We employed a time-resolved multivariate IEM approach on MEG data to track the time courses of ongoing neural representations of two concurrently attended orientations. We found that the neural representations of the two orientations, instead of being simultaneously and persistently enhanced, waxed and waned in a theta-band rhythm and alternated with each other over time. This temporal pattern was also observed in the time-resolved performance of an orientation discrimination task when subjects concurrently attended to the two orientations. Using computational modeling, we found that this pattern might be mediated by a tuning competition process, whereby neuronal groups tuned to one of the attended orientations modulate their tuning width at different phases of a theta-band cycle. Together, our findings support a rhythmical attention shift in the feature space, suggesting that the brain might employ a time-multiplexing approach to represent and maintain multiple attended features.

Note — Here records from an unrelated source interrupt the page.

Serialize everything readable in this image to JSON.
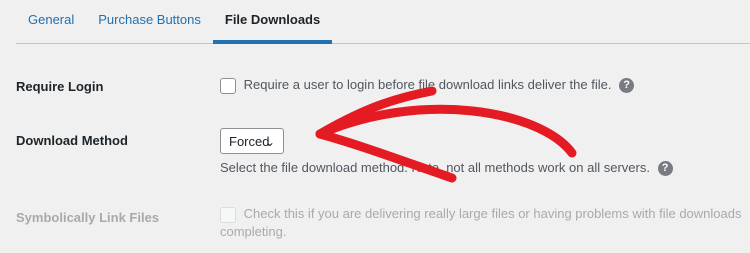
{
  "tabs": [
    {
      "label": "General"
    },
    {
      "label": "Purchase Buttons"
    },
    {
      "label": "File Downloads"
    }
  ],
  "settings": {
    "require_login": {
      "label": "Require Login",
      "checkbox_text": "Require a user to login before file download links deliver the file.",
      "help": "?"
    },
    "download_method": {
      "label": "Download Method",
      "selected": "Forced",
      "description": "Select the file download method. Note, not all methods work on all servers.",
      "help": "?"
    },
    "symlink": {
      "label": "Symbolically Link Files",
      "text_line1": "Check this if you are delivering really large files or having problems with file downloads",
      "text_line2": "completing."
    }
  },
  "colors": {
    "accent": "#2271b1",
    "annotation_arrow": "#e41b22"
  }
}
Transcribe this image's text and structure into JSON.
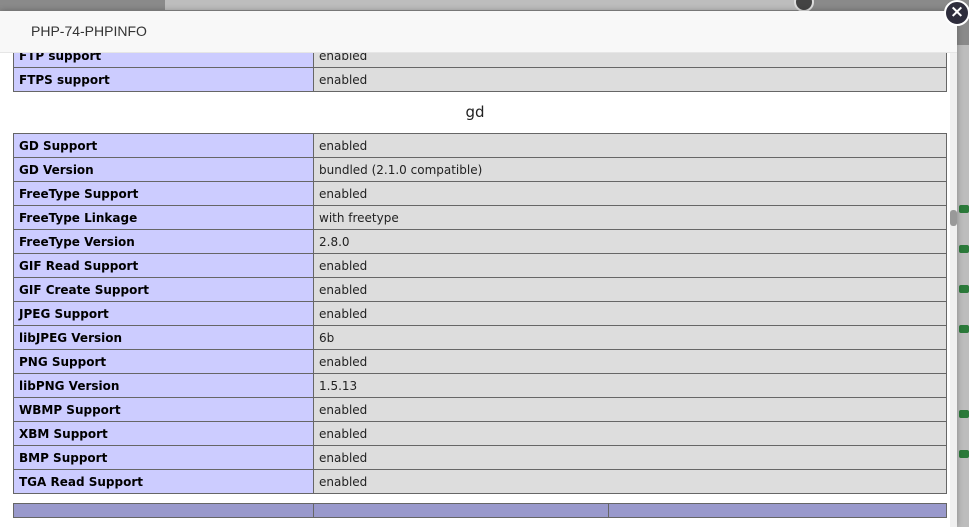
{
  "dialog": {
    "title": "PHP-74-PHPINFO",
    "close_icon": "×"
  },
  "sections": {
    "ftp_rows": [
      {
        "name": "FTP support",
        "value": "enabled"
      },
      {
        "name": "FTPS support",
        "value": "enabled"
      }
    ],
    "gd_title": "gd",
    "gd_rows": [
      {
        "name": "GD Support",
        "value": "enabled"
      },
      {
        "name": "GD Version",
        "value": "bundled (2.1.0 compatible)"
      },
      {
        "name": "FreeType Support",
        "value": "enabled"
      },
      {
        "name": "FreeType Linkage",
        "value": "with freetype"
      },
      {
        "name": "FreeType Version",
        "value": "2.8.0"
      },
      {
        "name": "GIF Read Support",
        "value": "enabled"
      },
      {
        "name": "GIF Create Support",
        "value": "enabled"
      },
      {
        "name": "JPEG Support",
        "value": "enabled"
      },
      {
        "name": "libJPEG Version",
        "value": "6b"
      },
      {
        "name": "PNG Support",
        "value": "enabled"
      },
      {
        "name": "libPNG Version",
        "value": "1.5.13"
      },
      {
        "name": "WBMP Support",
        "value": "enabled"
      },
      {
        "name": "XBM Support",
        "value": "enabled"
      },
      {
        "name": "BMP Support",
        "value": "enabled"
      },
      {
        "name": "TGA Read Support",
        "value": "enabled"
      }
    ]
  },
  "colors": {
    "key_cell": "#ccccff",
    "value_cell": "#dddddd",
    "header_cell": "#9999cc"
  }
}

The temporal dynamics of orientation representation we discovered here suggest that attention resource could be flexibly switched and reallocated among multiple features over time. Consistent with a very recent behavioral study that revealed rhythmic structures in the time-resolved behavioral performance of a feature-based attention task10, our findings could be conceptualized as the attended orientations being alternatively lightened by a feature-based attention spotlight that bypasses spatial topography. The notion of an attention spotlight scanning through the feature space is consistent with an earlier finding that observers could successfully track visual objects that continuously changed in the feature space28. Notably, our findings bear directly on the fundamental question whether spatial and feature-based attention are mediated by similar neural mechanisms2,29,30,31. Neurophysiological studies have found that both firing rates and spike correlations between neuron pairs are similarly affected by the two forms of attention. Specifically, attending to a location or a feature increases the response of the neurons whose preferred feature or location matches that of the attention target2,32,33 and simultaneously decreases their response correlations7. Our data are in line with these findings. At least for multiple attention targets, the two attention forms operate at the same time scale (i.e., ~4 Hz), thus suggesting similar mechanisms mediating the two attention forms.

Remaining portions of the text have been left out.